The Darkness Around Us is Deep II Pastel, graphite, with Irish linen thread on paper 25.5 x 15 framed | $425
Symbolically, the book-like structure represents us as both, a collective and individual. It was created from one sheet of paper, torn, soaked and peeled apart. The paper curls and folds naturally in reaction, much like how our own lives are shaped by events. It is purposely left blank, leaving the fibrous scars formed from the pulling apart. Beautiful. Rough. Scarred. Every WoMan. The threads are unraveling as though yielding to the force of the paper as it curls into its self. So often we are bound by unseen forces– limiting beliefs formed from stories of the past and heartache.and the underscoring emotions surrounding these events.
Inspired by the poem, A Ritual to Read to Each Other by William Stafford.
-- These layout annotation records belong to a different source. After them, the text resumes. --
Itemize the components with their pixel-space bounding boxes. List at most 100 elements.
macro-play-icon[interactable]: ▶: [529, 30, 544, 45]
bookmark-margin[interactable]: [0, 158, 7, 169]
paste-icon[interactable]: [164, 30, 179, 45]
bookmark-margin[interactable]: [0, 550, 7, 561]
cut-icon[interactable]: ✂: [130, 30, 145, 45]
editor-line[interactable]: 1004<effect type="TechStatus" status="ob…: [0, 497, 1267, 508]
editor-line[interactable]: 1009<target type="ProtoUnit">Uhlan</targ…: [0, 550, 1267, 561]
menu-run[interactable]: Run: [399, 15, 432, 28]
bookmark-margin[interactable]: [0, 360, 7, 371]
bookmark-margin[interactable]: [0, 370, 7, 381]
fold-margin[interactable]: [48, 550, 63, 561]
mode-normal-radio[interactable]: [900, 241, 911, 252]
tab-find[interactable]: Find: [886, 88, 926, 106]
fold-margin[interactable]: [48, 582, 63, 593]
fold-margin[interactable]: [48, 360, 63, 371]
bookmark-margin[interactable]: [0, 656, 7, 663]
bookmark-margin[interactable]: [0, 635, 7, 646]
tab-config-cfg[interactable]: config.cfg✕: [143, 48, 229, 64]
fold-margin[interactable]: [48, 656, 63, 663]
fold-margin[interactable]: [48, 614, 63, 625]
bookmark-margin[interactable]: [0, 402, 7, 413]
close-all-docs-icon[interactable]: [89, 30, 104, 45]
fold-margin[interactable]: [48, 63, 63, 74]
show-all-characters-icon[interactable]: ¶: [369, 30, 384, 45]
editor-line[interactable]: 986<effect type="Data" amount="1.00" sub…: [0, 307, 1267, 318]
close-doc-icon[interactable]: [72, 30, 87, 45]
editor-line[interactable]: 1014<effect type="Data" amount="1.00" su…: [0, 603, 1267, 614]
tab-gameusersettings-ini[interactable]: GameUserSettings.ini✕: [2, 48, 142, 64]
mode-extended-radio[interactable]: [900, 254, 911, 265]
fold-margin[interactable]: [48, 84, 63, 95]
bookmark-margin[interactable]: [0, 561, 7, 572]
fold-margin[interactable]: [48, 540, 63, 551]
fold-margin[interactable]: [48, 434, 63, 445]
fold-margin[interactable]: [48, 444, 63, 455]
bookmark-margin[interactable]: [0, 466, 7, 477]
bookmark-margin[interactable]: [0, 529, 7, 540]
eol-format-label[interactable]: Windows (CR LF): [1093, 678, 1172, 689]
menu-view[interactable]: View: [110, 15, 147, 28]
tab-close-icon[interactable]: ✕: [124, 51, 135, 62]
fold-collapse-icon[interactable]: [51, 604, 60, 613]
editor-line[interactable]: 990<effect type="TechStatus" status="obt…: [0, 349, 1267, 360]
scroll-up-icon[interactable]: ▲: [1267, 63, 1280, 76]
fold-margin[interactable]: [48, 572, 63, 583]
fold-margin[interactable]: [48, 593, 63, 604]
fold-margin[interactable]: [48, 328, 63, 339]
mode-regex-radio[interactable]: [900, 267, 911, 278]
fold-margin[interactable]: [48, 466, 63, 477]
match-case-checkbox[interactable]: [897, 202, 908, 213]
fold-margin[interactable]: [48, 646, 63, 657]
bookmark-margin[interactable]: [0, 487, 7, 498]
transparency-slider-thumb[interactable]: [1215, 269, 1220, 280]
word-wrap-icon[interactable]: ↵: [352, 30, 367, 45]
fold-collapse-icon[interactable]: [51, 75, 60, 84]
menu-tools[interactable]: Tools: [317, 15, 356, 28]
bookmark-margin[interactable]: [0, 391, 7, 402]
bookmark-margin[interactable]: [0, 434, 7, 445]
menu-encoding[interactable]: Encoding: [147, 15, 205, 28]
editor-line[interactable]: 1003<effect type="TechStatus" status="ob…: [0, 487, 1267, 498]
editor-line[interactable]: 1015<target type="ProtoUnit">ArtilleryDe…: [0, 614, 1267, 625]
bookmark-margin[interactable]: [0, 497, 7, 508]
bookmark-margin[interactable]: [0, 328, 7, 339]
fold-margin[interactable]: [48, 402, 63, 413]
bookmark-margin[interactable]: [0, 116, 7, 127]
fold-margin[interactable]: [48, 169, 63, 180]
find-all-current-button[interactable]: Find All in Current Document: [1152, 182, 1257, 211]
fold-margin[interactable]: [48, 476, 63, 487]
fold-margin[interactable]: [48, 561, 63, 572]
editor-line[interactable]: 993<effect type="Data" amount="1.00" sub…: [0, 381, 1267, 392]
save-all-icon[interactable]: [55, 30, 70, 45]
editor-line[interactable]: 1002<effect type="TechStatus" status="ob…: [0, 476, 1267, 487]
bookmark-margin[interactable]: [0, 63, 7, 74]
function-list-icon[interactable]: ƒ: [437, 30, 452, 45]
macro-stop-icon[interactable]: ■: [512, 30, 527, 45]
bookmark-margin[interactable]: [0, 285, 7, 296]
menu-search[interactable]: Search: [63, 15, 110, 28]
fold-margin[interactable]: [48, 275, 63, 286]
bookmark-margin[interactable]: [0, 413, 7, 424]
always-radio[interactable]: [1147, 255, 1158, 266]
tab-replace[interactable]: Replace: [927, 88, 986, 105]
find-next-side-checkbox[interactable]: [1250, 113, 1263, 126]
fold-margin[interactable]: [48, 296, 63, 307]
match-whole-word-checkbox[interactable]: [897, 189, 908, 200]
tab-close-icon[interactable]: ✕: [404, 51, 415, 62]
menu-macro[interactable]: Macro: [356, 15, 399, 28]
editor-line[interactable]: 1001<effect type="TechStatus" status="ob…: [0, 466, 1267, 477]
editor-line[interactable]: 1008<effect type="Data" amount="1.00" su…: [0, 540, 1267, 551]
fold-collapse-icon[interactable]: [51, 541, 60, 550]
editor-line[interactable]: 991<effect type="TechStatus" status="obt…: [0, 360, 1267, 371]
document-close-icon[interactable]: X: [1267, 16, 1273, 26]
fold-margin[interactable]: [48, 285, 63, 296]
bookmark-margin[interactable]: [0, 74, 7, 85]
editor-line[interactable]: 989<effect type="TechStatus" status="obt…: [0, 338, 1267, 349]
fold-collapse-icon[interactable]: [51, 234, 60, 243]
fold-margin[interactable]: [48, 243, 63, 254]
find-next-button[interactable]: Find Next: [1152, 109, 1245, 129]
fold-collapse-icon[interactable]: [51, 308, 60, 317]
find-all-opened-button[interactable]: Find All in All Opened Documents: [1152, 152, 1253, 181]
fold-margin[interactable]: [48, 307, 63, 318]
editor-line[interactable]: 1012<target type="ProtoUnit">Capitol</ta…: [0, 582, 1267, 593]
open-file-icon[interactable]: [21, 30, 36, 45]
His words are inscribed into each panel.
If you don’t know the kind of person I am and I don’t know the kind of person you are a pattern that others made may prevail in the world and following the wrong god home we may miss our star.
For there is many a small betrayal in the mind, a shrug that lets the fragile sequence break sending with shouts the horrible errors of childhood storming out to play through the broken dike.
And as elephants parade holding each elephant’s tail, but if one wanders the circus won’t find the park, I call it cruel and maybe the root of all cruelty to know what occurs but not recognize the fact.
And so I appeal to a voice, to something shadowy, a remote important region in all who talk: though we could fool each other, we should consider— lest the parade of our mutual life get lost in the dark.
For it is important that awake people be awake, or a breaking line may discourage them back to sleep; the signals we give — yes or no, or maybe — should be clear: the darkness around us is deep.